Jobs that still require people may remain, but the number of people assigned to those jobs can still shrink.
So “jobs that require people” and “jobs that require many people” are completely different things.
Third, AI transition may spread faster in finance than in other sectors.
Banks, insurance companies, securities firms, and card companies have many document-processing, customer-service, risk-analysis, and internal approval processes, so AI efficiency gains can be substantial.
That is why AI investment and layoffs are likely to be felt earlier in finance, platforms, and IT services than in manufacturing.
Fourth, AI changes hiring before it changes employment.
The market may move toward reducing entry-level hiring and preferring experienced workers and talent with AI utilization skills.
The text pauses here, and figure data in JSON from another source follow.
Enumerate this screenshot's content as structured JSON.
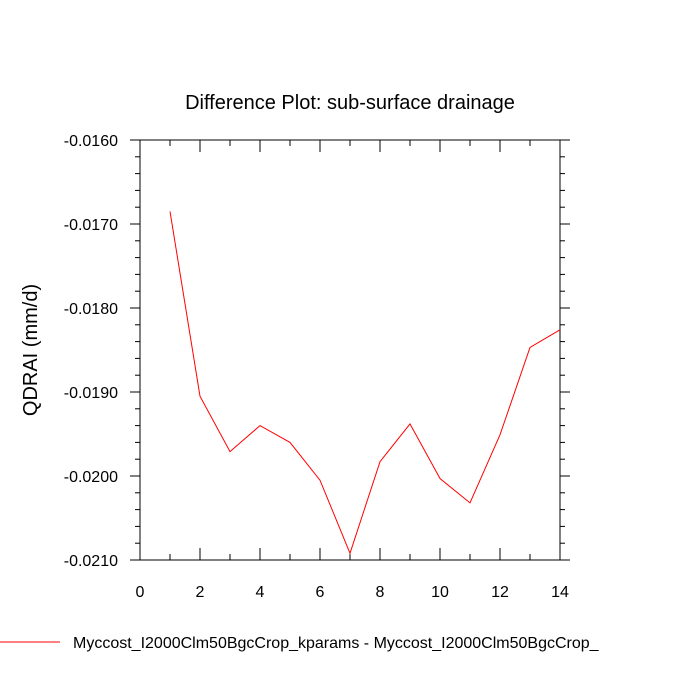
{
  "chart_data": {
    "type": "line",
    "title": "Difference Plot: sub-surface drainage",
    "xlabel": "",
    "ylabel": "QDRAI  (mm/d)",
    "xlim": [
      0,
      14
    ],
    "ylim": [
      -0.021,
      -0.016
    ],
    "x_ticks": [
      0,
      2,
      4,
      6,
      8,
      10,
      12,
      14
    ],
    "x_tick_labels": [
      "0",
      "2",
      "4",
      "6",
      "8",
      "10",
      "12",
      "14"
    ],
    "y_ticks": [
      -0.016,
      -0.017,
      -0.018,
      -0.019,
      -0.02,
      -0.021
    ],
    "y_tick_labels": [
      "-0.0160",
      "-0.0170",
      "-0.0180",
      "-0.0190",
      "-0.0200",
      "-0.0210"
    ],
    "grid": false,
    "legend_position": "bottom",
    "series": [
      {
        "name": "Myccost_I2000Clm50BgcCrop_kparams - Myccost_I2000Clm50BgcCrop_",
        "color": "#ff0000",
        "x": [
          1,
          2,
          3,
          4,
          5,
          6,
          7,
          8,
          9,
          10,
          11,
          12,
          13,
          14
        ],
        "y": [
          -0.01685,
          -0.01905,
          -0.01971,
          -0.0194,
          -0.0196,
          -0.02005,
          -0.02092,
          -0.01983,
          -0.01938,
          -0.02003,
          -0.02032,
          -0.01951,
          -0.01847,
          -0.01826
        ]
      }
    ]
  }
}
This could place greater pressure on the youth employment market.
7. What investors should be watching
In the AI era, it is not enough to simply say “buy AI-related stocks.”
More important is distinguishing between companies whose profitability actually improves through AI adoption and those that only incur costs while transitioning slowly.
For example, cloud services, semiconductors, data centers, software, workflow automation solutions, security, and enterprise AI platforms may continue to benefit.
By contrast, sectors with a high share of repetitive work and slow digital transformation may face growing labor cost pressure and restructuring issues.
From this perspective, the current AI rally in the market may be not just a theme, but the beginning of a revaluation of corporate value.
8. AI trends that will matter even more going forward
1) The spread of agentic AI
More important than simple response-based AI will be agentic AI that handles scheduling, document creation, and even work execution.
2) Physical AI and robotics intelligence
AI is moving beyond the office and into manufacturing, logistics, caregiving, and retail operations in the physical world.
3) Increased corporate AI spending
Enterprise AI budgets are likely to grow faster than consumer chatbots.
4) Restructuring of AI talent demand
In the future, people who can integrate AI into their work and produce results may become more valuable than those who only code well.
5) Stronger regulation and labor policy
As employment shocks from AI grow, governments and policymakers are likely to strengthen discussions around retraining, transition support, and social safety nets.
9. In one sentence
Altman’s remarks may sound like a reassuring message that “AI will not destroy the world as much as feared,” but in reality they are closer to a more practical warning that AI is already changing corporate operations and employment structures.
In other words, even if jobs do not disappear all at once, the way people work and the skills required are changing rapidly.
You need to read this trend in order to understand the global economic outlook and AI trends together.
Sam Altman has effectively walked back the idea of an AI-driven end of jobs, but global companies are already moving ahead with layoffs and organizational restructuring because of AI adoption.
The core point is not the disappearance of jobs, but the automation of work units, and in the future the line between human interaction tasks and AI-handled tasks will become even clearer.
Investors and workers alike need to watch AI, the global economic outlook, interest rates, inflation, productivity, and stock market trends together.
In conclusion, AI is not eliminating jobs all at once; it is changing hiring structures, work methods, and corporate valuation models.